The sun shone. The red carpet had been rolled out. A military honor guard had assembled. Even Germany’s ambassador to Qatar, Lothar Freischlader, was on hand. The only problem, no Qatari official was in attendance to formally welcome German President Frank-Walter Steinmeier to Doha.
Arriving slightly ahead of schedule, Steinmeier waited in the blazing sun at the door of the Bundeswehr’s Airbus A350 for almost half an hour before Sultan al-Muraichai, Qatar’s minister of state for foreign affairs, arrived to receive Germany’s head of state.
Even with the delayed diplomatic formalities following al-Muraichai's arrival, Steinmeier departed the airport on time for his scheduled meeting with Qatar’s ruling emir, Sheikh Tamim bin Hamad Al Thani.
More than a 30-minute mix-up?
The diplomatic bungle left DW journalist Rosalia Romaniec, who was traveling with Steinmeier, wondering whether a mistake had been made with the planning or if officials in the Arab nation had cooled towards Germany after Steinmeier spent time during his three-day trip to the region in Israel, followed by two nights in Oman and just only three hours in the Gulf state.
In Germany, Doha's influence on the Israel-Hamas war is seen as somewhat controversial as Qatar is home to Hamas' political wing.
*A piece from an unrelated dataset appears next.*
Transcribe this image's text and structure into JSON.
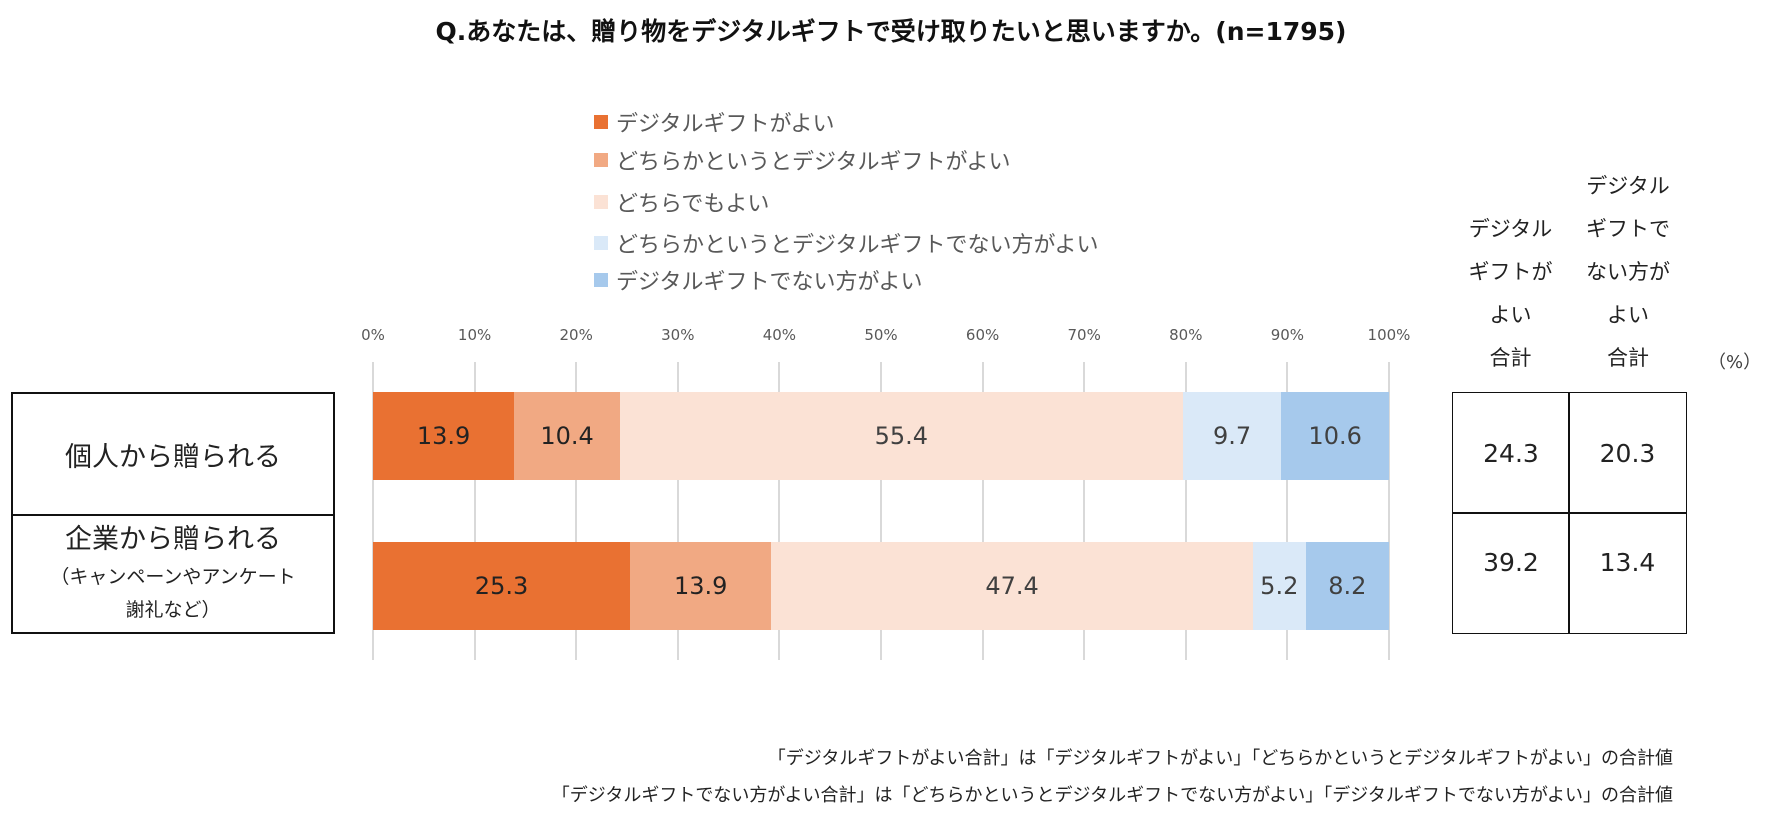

That led some to wonder if Wednesday’s apparent snub was a response to statements made recently by German Foreign Minister Annalena Baerbock prior to Al Thani’s long-planned visit to Berlin back in October.
"We do not accept support for terror," Baerbock told public broadcaster ZDF at the time. "To put an end to this terrorism," she added, "countries like Qatar have a special responsibility."
Qatar was said to have been angered by the comments. The country is also believed to have sent at least $1.5 billion (€1.36 billion) to the Hamas-controlled Gaza Strip to fund, in part, hospital and administrative staff salaries. Qatar has said the transfer of funds is done with Israel's permission.
Steinmeier hopes for good news on hostages
Steinmeier was in Qatar to discuss efforts to release the remaining German hostages being held by the militant, Islamist Hamas with the Qatari leadership.
"I am sure Qatar will do everything in its power to contribute to the release of the German hostages," he told reporters in Doha following talks with Al Thani.
"We have to understand that in such a difficult negotiation situation, there can be no guarantees," Steinmeier added.
The German president further stressed that he had asked Qatar's leadership to continue efforts to free all hostages. "I hope we can expect good news on this in the coming days," he said.
Qatar: A key negotiator
Qatar has already "used its influence here in the region and also on Hamas" to mediate a deal between the warring parties, Steinmeier added, referring to a brokered truce that has so far seen a six-day pause in fighting between Hamas and Israel, as well as the swapping of hostages held in Gaza since the October 7 attacks for Palestinian prisoners being held in Israeli jails.
In total, 180 Palestinian prisoners have been released from Israeli jails, while Hamas has released more than 80 hostages, including 60 Israelis.
The latest war in Gaza was triggered when roughly 240 hostages were captured and 1,200 people killed by Hamas in its October 7 attacks in southern Israel. Germany, the United States, Israel and several other nations as well as the European Union classify Hamas as a terrorist organization.
Israel responded with massive airstrikes and a blockade of the Gaza Strip before its armed forces began a ground offensive at the end of October. Israeli military operations have killed over 14,800 people in the Gaza Strip, according to the enclave's Hamas-led Health Ministry.
Qatar was the last stop of Steinmeier’s whirlwind tour of the region, which included a visit to Israel, where he met with Israeli President Isaac Herzog and relatives of hostages abducted in the Gaza Strip, and a stop in Oman on Tuesday.
Neither Qatar, Steinmeier nor German officials have commented on the unusual diplomatic delay at the airport.